In his head, he was still seeing her in that moment before she’d fainted, with long hair spread about her shoulders, fair skin, huge grey eyes. Since then the bruising had developed like a picture in a developing tank; her arms were a mess of ugly bruises, grazes, small cuts held together with paper sutures and there was dried blood, like rust, in her hair.
The hospital had treated her injuries—her right leg was encased below the knee in a lightweight plastic support—but the emergency team hadn’t had time to do more than the minimum, cleaning up her wounds, but nothing else. Presumably that was the job of the ward staff.
For now, she was lying propped up, her skin clinging to fine bones, waiting for someone to decide where she was going. She looked, he thought, exhausted.
Her eyes, in that split second before she’d lost consciousness, had been wide with terror. Her first reaction now, starting, as if waking from a bad dream, was still fear and, without thinking, he reached for her hand. Held it.
‘It’s all right, Lucy,’ he said. ‘You’re safe.’
Fear was replaced by uncertainty, then some other, more complex, emotion that seemed to find an echo deep within him.
‘You saved me,’ she mumbled, the words scarcely distinguishable through her bruised, puffy lips.
‘No, no,’ he said. ‘Lie back. Take your time.’
‘I thought… I thought…’
It was all too clear what Lucy Forrester had thought, but he did not blame her. She’d been hysterical and there had been no time for explanations, only action.
He released her hand, bowed slightly, a courtesy that would not normally be afforded to any woman other than his mother, his grandmother, and said, ‘I am Hanif al-Khatib. You have friends in Ramal Hamrah?’ he asked. Why would a woman travel here alone except to be with someone? ‘Someone I can call?’
‘I—’ She hesitated, as if unsure what to say. She settled on, ‘No. No one.’ Not the truth, he thought. Not the whole truth, anyway. It did not matter.
‘Then my home is at your disposal until you are strong enough to continue your journey.’
One of her eyes was too swollen to keep open. The other suggested doubt. ‘But why—?’
‘A traveller in distress will always find help, refuge in my country,’ he said, cutting off her objection. He was not entirely sure ‘why’ himself, beyond the fact that he had not rescued her from death to abandon her to the uncertain mercy of her embassy. At least with him, she would be comfortable. And safe. Turning to Zahir, he said, ‘It is settled. Make it happen.’
‘But, Excellency—’
Hanif silenced him with a look.
‘Go and find something warm for Miss Forrester to travel in. And send a nurse to clean her up. How could they leave her like this?’

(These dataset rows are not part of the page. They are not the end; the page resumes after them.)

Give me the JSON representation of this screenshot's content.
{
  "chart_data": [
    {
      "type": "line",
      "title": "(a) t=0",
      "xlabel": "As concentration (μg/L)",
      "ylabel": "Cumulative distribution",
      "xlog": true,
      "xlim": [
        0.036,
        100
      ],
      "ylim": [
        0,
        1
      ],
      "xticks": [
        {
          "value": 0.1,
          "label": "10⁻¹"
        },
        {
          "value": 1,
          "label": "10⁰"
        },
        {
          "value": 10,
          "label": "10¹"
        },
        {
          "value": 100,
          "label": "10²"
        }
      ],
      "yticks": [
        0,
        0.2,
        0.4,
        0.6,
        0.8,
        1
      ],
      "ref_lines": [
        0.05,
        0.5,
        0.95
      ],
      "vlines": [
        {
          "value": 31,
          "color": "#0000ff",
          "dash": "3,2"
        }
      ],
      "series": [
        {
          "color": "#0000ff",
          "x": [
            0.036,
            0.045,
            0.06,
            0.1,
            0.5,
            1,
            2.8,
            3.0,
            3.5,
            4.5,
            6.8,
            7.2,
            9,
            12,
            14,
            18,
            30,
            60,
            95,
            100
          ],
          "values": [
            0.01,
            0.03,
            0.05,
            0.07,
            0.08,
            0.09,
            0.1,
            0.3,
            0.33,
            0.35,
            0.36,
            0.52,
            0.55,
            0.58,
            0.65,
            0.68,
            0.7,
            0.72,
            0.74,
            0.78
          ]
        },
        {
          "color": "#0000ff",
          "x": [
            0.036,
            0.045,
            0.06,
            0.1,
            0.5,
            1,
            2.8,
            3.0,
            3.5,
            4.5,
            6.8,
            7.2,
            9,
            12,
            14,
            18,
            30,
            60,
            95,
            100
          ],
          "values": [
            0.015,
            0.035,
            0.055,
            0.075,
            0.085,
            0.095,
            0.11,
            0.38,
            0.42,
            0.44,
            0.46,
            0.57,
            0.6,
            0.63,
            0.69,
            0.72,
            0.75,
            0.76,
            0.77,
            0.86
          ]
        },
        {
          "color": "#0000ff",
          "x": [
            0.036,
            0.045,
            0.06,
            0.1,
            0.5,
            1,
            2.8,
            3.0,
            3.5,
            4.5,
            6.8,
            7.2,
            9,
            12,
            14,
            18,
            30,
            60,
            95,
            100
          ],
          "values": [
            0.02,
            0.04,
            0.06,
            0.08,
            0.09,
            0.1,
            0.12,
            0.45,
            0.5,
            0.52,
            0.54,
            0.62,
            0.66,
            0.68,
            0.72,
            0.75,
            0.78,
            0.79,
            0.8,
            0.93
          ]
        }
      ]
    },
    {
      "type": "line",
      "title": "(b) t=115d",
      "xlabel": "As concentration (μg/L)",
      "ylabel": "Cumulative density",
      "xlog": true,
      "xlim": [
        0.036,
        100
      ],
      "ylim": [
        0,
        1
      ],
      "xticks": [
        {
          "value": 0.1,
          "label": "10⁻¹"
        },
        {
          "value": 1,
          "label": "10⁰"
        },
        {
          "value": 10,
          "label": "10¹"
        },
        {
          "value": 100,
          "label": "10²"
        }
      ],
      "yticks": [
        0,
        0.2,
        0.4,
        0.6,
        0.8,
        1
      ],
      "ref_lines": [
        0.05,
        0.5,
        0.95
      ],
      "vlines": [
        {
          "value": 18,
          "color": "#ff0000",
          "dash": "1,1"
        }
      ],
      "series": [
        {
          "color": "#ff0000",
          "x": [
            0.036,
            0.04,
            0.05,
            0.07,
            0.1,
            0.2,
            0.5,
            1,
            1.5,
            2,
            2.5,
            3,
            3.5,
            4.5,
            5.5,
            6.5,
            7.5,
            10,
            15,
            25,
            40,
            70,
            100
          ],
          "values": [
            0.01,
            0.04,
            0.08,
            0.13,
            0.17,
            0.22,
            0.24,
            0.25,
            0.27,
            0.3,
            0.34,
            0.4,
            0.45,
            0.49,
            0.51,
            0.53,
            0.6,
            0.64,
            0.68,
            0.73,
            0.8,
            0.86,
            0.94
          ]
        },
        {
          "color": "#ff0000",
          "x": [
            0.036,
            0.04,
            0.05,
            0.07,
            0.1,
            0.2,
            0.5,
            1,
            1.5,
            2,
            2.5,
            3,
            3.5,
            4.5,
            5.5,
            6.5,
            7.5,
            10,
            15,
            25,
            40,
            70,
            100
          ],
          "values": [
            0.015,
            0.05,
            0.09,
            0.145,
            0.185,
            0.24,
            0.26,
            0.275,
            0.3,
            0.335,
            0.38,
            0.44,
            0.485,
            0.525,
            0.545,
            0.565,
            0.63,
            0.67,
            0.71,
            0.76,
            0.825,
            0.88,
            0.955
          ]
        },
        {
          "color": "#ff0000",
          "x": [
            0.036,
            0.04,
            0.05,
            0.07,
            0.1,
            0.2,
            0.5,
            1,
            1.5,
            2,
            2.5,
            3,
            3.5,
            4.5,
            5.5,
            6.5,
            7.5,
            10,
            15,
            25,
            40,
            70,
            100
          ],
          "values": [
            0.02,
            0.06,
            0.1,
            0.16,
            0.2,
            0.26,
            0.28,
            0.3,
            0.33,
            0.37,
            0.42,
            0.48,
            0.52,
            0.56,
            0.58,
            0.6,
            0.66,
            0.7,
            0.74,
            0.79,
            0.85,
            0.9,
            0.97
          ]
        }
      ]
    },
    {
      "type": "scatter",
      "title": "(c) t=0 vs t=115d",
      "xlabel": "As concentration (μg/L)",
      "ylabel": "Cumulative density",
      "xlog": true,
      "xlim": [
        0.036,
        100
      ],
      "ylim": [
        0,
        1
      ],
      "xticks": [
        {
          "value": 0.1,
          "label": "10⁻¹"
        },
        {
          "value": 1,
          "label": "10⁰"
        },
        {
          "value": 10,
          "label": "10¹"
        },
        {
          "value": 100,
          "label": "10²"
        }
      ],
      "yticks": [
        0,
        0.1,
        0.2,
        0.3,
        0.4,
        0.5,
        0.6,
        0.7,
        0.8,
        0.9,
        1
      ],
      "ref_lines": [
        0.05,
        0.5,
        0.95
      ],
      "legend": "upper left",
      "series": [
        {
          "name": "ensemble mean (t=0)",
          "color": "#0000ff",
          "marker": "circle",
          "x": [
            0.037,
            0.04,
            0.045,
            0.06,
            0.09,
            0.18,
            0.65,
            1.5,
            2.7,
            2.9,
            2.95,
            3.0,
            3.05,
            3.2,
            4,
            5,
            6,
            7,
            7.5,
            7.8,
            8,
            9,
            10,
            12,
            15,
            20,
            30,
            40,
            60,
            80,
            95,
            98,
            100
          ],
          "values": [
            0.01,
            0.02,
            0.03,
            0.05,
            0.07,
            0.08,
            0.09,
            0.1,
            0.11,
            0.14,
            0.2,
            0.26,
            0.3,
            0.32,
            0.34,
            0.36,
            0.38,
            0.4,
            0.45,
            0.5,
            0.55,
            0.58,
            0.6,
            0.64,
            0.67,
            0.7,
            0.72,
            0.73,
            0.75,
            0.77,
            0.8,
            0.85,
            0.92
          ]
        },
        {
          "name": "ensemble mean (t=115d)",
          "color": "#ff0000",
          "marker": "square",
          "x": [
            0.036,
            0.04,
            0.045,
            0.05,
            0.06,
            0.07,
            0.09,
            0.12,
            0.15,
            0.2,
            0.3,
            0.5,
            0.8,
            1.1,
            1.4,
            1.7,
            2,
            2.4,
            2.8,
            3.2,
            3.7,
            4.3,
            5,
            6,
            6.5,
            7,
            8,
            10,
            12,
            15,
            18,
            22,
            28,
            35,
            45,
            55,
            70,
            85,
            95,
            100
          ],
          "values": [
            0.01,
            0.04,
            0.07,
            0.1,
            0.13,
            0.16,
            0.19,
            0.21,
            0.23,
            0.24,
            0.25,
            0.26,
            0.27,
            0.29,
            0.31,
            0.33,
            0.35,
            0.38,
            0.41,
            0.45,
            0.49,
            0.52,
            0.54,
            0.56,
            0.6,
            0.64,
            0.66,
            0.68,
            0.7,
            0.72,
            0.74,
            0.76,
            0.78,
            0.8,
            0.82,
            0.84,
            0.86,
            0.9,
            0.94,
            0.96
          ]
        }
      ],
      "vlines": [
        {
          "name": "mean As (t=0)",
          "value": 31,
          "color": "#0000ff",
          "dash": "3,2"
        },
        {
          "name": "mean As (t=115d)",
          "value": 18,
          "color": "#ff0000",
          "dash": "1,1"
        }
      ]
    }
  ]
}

‘It may be a while,’ his cousin said, disapproval practically vibrating from him. ‘They’re rushed off their feet in A and E.’
Lucy watched as her Samaritan impatiently waved the other man away before turning to the cupboards where dressings were stored, searching, with growing irritation until he finally emerged with a stainless steel dish and a pack of cotton wool. He ran water into the bowl, tearing off chunks of cotton and tossing them in to soak.
‘I’m not a nurse,’ he said, turning to her, ‘but I will do my best to make you more comfortable.’